To say the economic ramifications and diplomacy around Russian force’s apparent violation of the Ukraine border/sovereignty is complicated may be the understatement of this decade. The behavior of Russia has become a sanction-worthy concern, at least in the minds of European leaders, there are reasons much of the EU is in such a precarious position. It all spells bad news for Ukraine and could impact the confidence of adjacent states.

A Fitch Ratings Report, “Living Without Russian Gas - Part 2: Replacing Russian Supplies in the Long Term,” argues Europe likely will be unable to significantly reduce its reliance on Russian natural gas for at least the next decade. Just as unlikely is a major reduction in demand because of a (hoped) European economic recovery will require more energy resources, not less.

As far as energy alternatives go, Fitch paints a bleak picture. Russia supplies more than one-quarter of all coal used in the EU and is the sole supplier of fuel rods used in nuclear-power generation, according to Fitch.
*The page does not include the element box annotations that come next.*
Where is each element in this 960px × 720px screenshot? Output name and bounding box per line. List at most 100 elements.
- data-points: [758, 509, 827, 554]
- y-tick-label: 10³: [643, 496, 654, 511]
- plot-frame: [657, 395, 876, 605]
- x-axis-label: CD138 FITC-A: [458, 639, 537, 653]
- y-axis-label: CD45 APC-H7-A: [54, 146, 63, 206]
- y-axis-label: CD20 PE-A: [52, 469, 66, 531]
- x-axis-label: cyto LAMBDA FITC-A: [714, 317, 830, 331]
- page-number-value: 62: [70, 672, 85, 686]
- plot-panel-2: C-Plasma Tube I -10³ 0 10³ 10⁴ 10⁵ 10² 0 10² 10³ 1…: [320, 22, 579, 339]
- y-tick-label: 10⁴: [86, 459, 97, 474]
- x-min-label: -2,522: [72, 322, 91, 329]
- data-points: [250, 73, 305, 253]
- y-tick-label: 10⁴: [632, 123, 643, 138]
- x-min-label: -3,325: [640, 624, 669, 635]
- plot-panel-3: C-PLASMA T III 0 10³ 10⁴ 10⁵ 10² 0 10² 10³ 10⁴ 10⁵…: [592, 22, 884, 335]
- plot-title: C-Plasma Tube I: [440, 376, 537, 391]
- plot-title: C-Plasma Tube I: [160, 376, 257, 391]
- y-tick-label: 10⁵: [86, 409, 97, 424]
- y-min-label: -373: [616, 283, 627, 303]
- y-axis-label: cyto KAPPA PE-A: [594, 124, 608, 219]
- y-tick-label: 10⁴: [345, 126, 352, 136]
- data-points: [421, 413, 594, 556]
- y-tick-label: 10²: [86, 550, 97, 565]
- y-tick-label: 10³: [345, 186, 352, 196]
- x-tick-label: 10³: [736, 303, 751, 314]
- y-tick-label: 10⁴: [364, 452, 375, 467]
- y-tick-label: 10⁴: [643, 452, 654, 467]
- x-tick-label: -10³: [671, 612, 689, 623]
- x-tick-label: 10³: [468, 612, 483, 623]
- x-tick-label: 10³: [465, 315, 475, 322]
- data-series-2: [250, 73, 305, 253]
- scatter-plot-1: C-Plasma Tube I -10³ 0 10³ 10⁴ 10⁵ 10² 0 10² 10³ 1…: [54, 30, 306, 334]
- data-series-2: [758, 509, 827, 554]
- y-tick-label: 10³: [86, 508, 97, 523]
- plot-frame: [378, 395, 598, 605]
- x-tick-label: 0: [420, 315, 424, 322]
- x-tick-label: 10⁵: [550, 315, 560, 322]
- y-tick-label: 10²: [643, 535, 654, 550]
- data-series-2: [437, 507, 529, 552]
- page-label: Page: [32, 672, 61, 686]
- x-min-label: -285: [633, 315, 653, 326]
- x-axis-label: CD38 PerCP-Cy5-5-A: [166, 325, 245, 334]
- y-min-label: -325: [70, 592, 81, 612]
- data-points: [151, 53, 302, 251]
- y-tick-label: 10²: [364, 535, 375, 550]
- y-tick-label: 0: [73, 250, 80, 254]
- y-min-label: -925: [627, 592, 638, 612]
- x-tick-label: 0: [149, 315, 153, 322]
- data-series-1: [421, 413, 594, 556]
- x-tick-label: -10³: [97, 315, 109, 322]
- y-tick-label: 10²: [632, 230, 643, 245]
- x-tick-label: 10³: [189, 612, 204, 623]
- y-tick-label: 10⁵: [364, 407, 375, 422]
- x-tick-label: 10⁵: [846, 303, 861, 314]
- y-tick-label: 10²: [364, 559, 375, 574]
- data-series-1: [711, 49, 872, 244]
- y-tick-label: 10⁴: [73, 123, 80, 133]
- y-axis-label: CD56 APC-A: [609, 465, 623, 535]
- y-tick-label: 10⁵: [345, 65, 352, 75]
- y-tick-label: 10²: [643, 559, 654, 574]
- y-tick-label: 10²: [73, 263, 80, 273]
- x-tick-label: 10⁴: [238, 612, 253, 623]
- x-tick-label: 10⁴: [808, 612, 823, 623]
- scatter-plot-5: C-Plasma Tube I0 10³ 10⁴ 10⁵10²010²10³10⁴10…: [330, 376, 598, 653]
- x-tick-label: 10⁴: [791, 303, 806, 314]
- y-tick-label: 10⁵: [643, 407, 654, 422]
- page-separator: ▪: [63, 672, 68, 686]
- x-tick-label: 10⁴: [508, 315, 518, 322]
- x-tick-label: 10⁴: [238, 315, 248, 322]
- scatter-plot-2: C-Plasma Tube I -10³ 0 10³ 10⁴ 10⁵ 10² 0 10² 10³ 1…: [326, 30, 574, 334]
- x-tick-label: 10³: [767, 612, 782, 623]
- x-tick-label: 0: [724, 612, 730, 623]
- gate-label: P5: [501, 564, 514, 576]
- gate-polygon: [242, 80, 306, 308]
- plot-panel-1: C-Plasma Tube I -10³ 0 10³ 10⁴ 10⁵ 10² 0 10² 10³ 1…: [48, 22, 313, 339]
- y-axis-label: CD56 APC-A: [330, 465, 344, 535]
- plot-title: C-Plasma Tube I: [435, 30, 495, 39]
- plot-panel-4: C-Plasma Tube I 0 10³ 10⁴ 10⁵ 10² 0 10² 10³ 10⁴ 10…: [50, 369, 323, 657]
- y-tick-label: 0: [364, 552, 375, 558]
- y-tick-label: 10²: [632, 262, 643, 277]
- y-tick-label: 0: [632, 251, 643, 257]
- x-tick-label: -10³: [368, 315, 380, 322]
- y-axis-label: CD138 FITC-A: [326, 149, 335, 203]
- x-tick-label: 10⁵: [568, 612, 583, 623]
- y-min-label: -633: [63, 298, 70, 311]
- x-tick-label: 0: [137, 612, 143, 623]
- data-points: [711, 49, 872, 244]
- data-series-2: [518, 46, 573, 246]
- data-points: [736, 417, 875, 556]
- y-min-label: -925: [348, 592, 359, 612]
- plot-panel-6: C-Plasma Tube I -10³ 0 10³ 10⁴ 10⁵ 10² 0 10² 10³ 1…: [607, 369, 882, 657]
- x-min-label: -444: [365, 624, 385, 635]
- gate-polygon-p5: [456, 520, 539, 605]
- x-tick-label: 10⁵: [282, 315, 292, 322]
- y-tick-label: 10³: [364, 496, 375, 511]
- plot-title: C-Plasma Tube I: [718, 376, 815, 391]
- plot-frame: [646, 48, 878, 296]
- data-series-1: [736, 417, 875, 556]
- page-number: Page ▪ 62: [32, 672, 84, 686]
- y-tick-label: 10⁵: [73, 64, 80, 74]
Fitch analysts believe that green energy options, while held in high theoretical regard in many EU nations, are not near-sufficient enough to pull away from Russian gas. And, unlike the recent boom in the United States that is making it more independent and even a destination for manufacturing for the first time in decades as a result of cheaper energy, shale isn’t in line to be a saving grace for the EU either.

“European shale gas remains in its infancy, and we believe it will take at least a decade for production to reach meaningful volumes,” Fitch noted. “By that point, it would probably only offset the decline in production form Europe’s conventional gas well.”

In short, Russia will continue to be the power broker of energy in that part of the world. EU countries, notably Germany, taking a hard-line stance against Russian separatists or even Putin-led aggression in Ukraine face the real possibility of retaliation or worse, significant restrictions on the supply Russia releases to Europe. This obviously will play on the minds of European leaders should Russia continue to push its weight around in Eastern Europe.